Olesoxime, a small molecule once considered a potential treatment, failed to slow motor and respiratory decline in people with spinal muscular atrophy (SMA) types 2 and 3 who were unable to walk, according to final results from an extension Phase 2 clinical trial.
Data covering nearly 2.5 years of treatment also found a more pronounced functional decline in patients younger than 15, and in those with SMA type 2, a more severe form of the disease.
In 2018, trial data reaching out 18 months already showed a decline in treated patients’ motor function after one year of motor stabilization, prompting Roche, its developer, to stop the therapy’s clinical development.
Final trial data are now detailed in the study, “Long-term follow-up of patients with Type 2 and non-ambulant Type 3 spinal muscular atrophy (SMA) treated with olesoxime in the OLEOS trial,” published in the journal Neuromuscular Disorders.
An experimental, orally available molecule, olesoxime works to preserve mitochondria, the cells’ powerhouses whose malfunction is thought to contribute to motor neuron degeneration in SMA. Motor neurons are specialized nerve cells that control voluntary movement.
In this way, olesoxime was thought to be neuroprotective and to help motor neurons avoid further degeneration.
Preclinical studies showed that daily doses of olesoxime were superior to placebo at improving survival in a mouse model of severe SMA. Based on these promising data, the therapy was designated an orphan drug in the U.S. and in Europe to support and speed its clinical development.
A previous placebo-controlled, Phase 2 study (NCT01302600) evaluated olesoxime’s safety and effectiveness in 160 people with SMA types 2 or 3 who were unable to walk without assistance (non-ambulatory).
Results showed that olesoxime was generally safe, but failed to meet the trial’s main goal of improving patients’ motor function. However, motor abilities among olesoxime-treated patients seemed to stabilize over two years of treatment, while those on a placebo declined.

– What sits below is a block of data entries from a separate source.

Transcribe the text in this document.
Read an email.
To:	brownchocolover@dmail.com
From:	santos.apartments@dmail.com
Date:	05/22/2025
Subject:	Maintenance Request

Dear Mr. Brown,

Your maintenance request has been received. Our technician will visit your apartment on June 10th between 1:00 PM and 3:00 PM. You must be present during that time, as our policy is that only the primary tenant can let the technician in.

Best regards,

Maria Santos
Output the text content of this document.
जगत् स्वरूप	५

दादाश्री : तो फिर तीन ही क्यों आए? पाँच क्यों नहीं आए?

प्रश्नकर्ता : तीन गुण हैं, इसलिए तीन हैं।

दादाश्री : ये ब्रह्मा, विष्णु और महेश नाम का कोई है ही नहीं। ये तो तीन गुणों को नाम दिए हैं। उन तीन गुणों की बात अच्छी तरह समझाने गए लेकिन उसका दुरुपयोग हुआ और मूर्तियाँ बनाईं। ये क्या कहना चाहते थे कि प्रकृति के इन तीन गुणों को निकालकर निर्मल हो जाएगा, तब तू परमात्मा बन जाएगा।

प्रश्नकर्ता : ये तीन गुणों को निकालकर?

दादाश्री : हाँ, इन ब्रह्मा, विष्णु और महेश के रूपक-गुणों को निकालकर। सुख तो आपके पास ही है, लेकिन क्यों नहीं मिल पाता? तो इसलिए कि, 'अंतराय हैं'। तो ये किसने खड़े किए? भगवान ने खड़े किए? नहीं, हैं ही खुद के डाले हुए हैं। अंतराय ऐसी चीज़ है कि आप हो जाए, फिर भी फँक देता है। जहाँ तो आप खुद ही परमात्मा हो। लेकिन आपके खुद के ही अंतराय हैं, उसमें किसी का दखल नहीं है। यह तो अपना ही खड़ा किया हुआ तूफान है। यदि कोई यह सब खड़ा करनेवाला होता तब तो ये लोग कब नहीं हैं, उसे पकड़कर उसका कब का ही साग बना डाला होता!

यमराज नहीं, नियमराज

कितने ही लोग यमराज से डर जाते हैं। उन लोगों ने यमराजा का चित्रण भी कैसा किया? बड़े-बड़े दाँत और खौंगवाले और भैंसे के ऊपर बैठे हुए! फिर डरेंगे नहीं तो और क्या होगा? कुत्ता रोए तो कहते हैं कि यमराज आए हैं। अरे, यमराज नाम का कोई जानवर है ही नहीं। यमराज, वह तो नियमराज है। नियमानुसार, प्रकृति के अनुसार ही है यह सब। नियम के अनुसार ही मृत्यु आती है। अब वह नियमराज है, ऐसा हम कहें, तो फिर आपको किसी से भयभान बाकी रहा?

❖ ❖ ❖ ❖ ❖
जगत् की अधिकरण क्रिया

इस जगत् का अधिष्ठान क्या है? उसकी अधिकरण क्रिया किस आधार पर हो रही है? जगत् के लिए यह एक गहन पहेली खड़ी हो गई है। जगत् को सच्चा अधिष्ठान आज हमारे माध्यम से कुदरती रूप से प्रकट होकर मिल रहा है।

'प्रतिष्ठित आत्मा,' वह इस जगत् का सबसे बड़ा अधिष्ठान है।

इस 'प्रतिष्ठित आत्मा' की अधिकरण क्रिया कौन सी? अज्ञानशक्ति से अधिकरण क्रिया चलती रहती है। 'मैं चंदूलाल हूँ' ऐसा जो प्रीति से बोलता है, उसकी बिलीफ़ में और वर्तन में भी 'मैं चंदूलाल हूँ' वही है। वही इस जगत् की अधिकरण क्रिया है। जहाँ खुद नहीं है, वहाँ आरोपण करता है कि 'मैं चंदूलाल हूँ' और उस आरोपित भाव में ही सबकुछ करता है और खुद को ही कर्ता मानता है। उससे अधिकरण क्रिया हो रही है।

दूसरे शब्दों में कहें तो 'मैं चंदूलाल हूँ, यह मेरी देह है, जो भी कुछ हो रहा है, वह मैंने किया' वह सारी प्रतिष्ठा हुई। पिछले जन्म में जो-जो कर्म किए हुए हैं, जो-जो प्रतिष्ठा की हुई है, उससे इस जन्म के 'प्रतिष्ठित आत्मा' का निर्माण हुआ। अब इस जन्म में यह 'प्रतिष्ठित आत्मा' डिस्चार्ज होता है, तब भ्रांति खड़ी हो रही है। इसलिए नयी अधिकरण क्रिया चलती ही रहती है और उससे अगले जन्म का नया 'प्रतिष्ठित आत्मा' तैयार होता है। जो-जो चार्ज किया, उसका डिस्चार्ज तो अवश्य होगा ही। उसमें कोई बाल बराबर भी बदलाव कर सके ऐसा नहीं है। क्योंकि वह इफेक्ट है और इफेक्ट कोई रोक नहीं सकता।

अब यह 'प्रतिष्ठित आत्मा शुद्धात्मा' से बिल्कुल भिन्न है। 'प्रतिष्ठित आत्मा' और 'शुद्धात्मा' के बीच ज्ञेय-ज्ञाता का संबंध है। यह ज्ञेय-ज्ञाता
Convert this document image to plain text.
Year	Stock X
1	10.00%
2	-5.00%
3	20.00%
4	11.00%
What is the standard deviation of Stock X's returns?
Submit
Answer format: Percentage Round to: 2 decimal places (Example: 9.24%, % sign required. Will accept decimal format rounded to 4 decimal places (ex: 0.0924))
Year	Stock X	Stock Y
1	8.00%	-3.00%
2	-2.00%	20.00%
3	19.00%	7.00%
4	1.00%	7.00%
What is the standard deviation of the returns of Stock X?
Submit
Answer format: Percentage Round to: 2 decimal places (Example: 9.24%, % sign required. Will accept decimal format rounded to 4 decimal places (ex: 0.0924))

These findings suggested that olesoxime could potentially prevent disease progression in these SMA patients.
To confirm the therapy’s potential long-term benefits, Roche launched a five-year, open-label, extension Phase 2 study (OLEOS; NCT02628743) involving 131 SMA type 2 and 3 patients who participated in previous olesoxime trials, regardless of whether they were assigned to the therapy or a placebo.

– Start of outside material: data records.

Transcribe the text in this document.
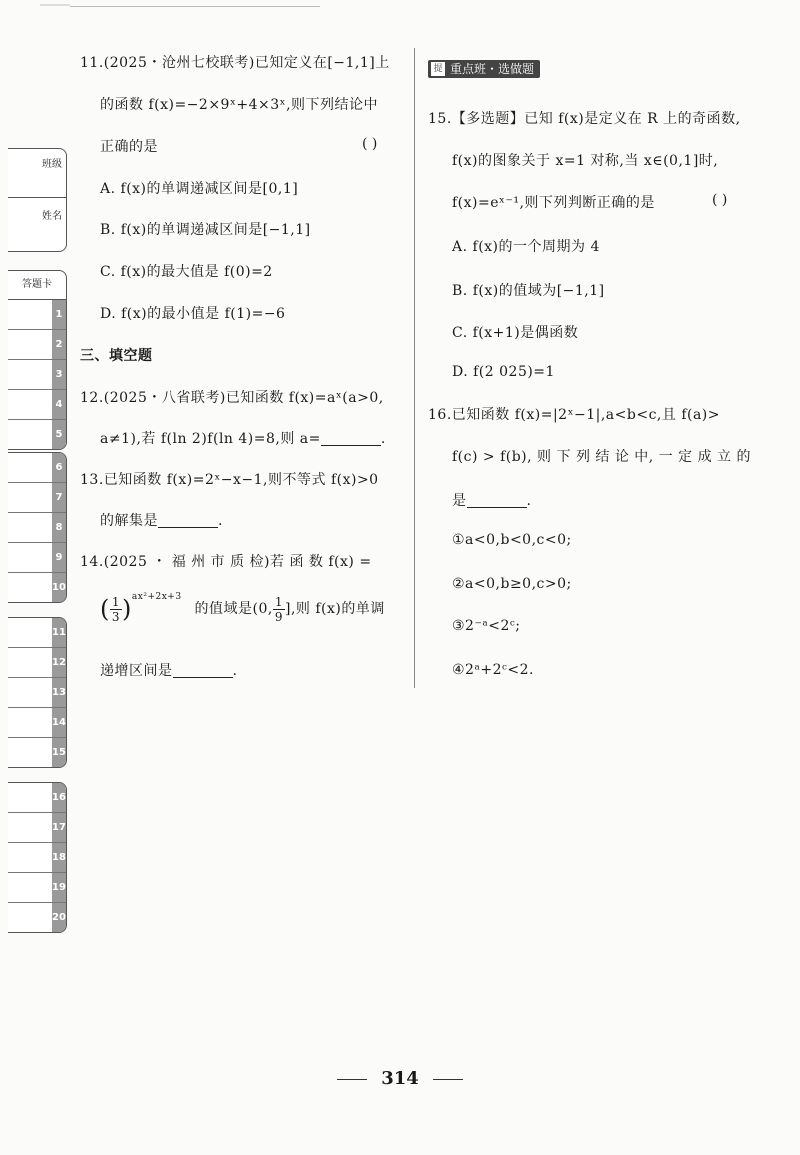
班级
姓名
答题卡
1
2
3
4
5
6
7
8
9
10
11
12
13
14
15
16
17
18
19
20
11.(2025・沧州七校联考)已知定义在[−1,1]上
的函数 f(x)=−2×9ˣ+4×3ˣ,则下列结论中
正确的是	( )
A. f(x)的单调递减区间是[0,1]
B. f(x)的单调递减区间是[−1,1]
C. f(x)的最大值是 f(0)=2
D. f(x)的最小值是 f(1)=−6
三、填空题
12.(2025・八省联考)已知函数 f(x)=aˣ(a>0,
a≠1),若 f(ln 2)f(ln 4)=8,则 a=	.
13.已知函数 f(x)=2ˣ−x−1,则不等式 f(x)>0
的解集是	.
14.(2025 ・ 福 州 市 质 检)若 函 数 f(x) =
( $\frac{1}{3} )^{ax^2+2x+3}$ 的值域是(0, $\frac{1}{9}$ ],则 f(x)的单调
递增区间是	.
提 重点班・选做题
15.【多选题】已知 f(x)是定义在 R 上的奇函数,
f(x)的图象关于 x=1 对称,当 x∈(0,1]时,
f(x)=eˣ⁻¹,则下列判断正确的是	( )
A. f(x)的一个周期为 4
B. f(x)的值域为[−1,1]
C. f(x+1)是偶函数
D. f(2 025)=1
16.已知函数 f(x)=|2ˣ−1|,a<b<c,且 f(a)>
f(c) > f(b), 则 下 列 结 论 中, 一 定 成 立 的
是	.
①a<0,b<0,c<0;
②a<0,b≥0,c>0;
③2⁻ᵃ<2ᶜ;
④2ᵃ+2ᶜ<2.
314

Participants’ mean age was 14.7 (range, 8–34 years) and most (68.7%) had type 2 disease. All were treated with 10 mg/kg of oral olesoxime either once or twice a day for up to five years or until intolerable toxicity.
This extension study’s main goal was to assess olesoxime’s long-term safety. Secondary goals included its long-term effectiveness as measured through changes in the Motor Function Measure compared with the disease’s natural history, and changes in patients’ lung function as measured by forced vital capacity.

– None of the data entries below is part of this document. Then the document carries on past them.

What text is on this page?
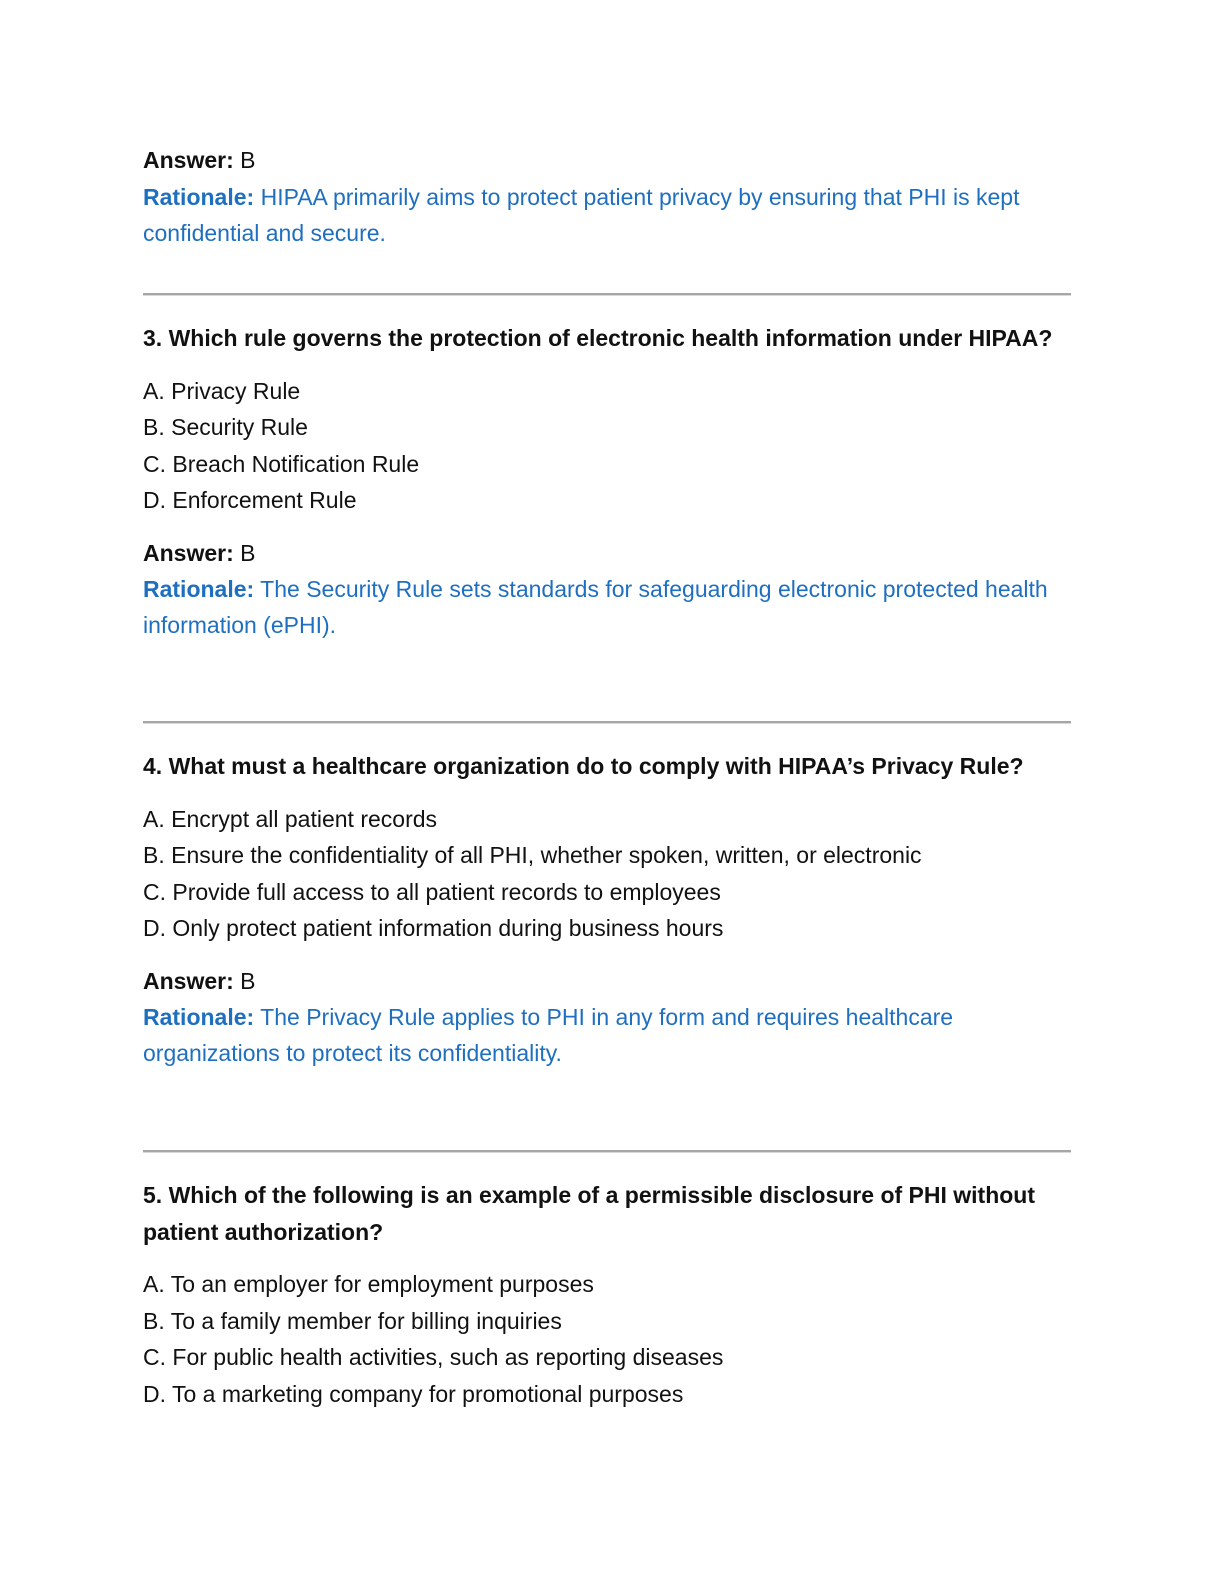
Answer: B
Rationale: HIPAA primarily aims to protect patient privacy by ensuring that PHI is kept confidential and secure.
3. Which rule governs the protection of electronic health information under HIPAA?
A. Privacy Rule
B. Security Rule
C. Breach Notification Rule
D. Enforcement Rule
Answer: B
Rationale: The Security Rule sets standards for safeguarding electronic protected health information (ePHI).
4. What must a healthcare organization do to comply with HIPAA’s Privacy Rule?
A. Encrypt all patient records
B. Ensure the confidentiality of all PHI, whether spoken, written, or electronic
C. Provide full access to all patient records to employees
D. Only protect patient information during business hours
Answer: B
Rationale: The Privacy Rule applies to PHI in any form and requires healthcare organizations to protect its confidentiality.
5. Which of the following is an example of a permissible disclosure of PHI without patient authorization?
A. To an employer for employment purposes
B. To a family member for billing inquiries
C. For public health activities, such as reporting diseases
D. To a marketing company for promotional purposes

A total of 71 untreated type 2 and 3 patients, matched with study patients, were included in the natural history comparison population.
The study’s last assessment was completed at 130 weeks (nearly 2.5 years of treatment) after Roche ended the trial in December 2018 due to the lack of evidence of therapy benefits.
Results showed that long-term treatment with olesoxime was generally well tolerated, with no new safety concerns identified and most side effects being mild to moderate. Olesoxime-related side effects were reported in 13% of participants, with the most common being diarrhea.
No patient died during the trial, and one patient discontinued treatment due to a non-serious adverse event.
A total of 128 patients received at least one therapy dose and completed at least one clinical assessment post-treatment during OLEOS, and were included in effectiveness analyses.
Previously reported one-year data showed that the therapy continued to sustain patients’ motor function. However, final data highlighted that motor function steadily declined after that point, and until the last assessment at 130 weeks, which was completed by 50% of the initial participants.
In addition, motor function changes in the first year were not significantly different from those reported in the matched natural history population, emphasizing the absence of therapeutic benefits with olesoxime.
Subgroup analyses showed that the greatest motor function decline was seen in patients up to 15 years of age, regardless of disease type, while older patients showed stabilization or slight improvement in motor function.
Those with SMA type 2 had a faster decline than those with type 3 disease after about six months of treatment in OLEOS.
Patients’ lung function also showed a steady drop during the study, except in type 3 patients older than 15 years, in whom it stabilized or improved.
OLEOS’ findings “did not confirm the results observed in the [previous] Phase 2 study,” the researchers wrote, noting that “there was no stabilization of motor function and FVC declined over the course of the study.”
Therefore, these data “did not support significant benefit of olesoxime in patients with SMA,” the team concluded.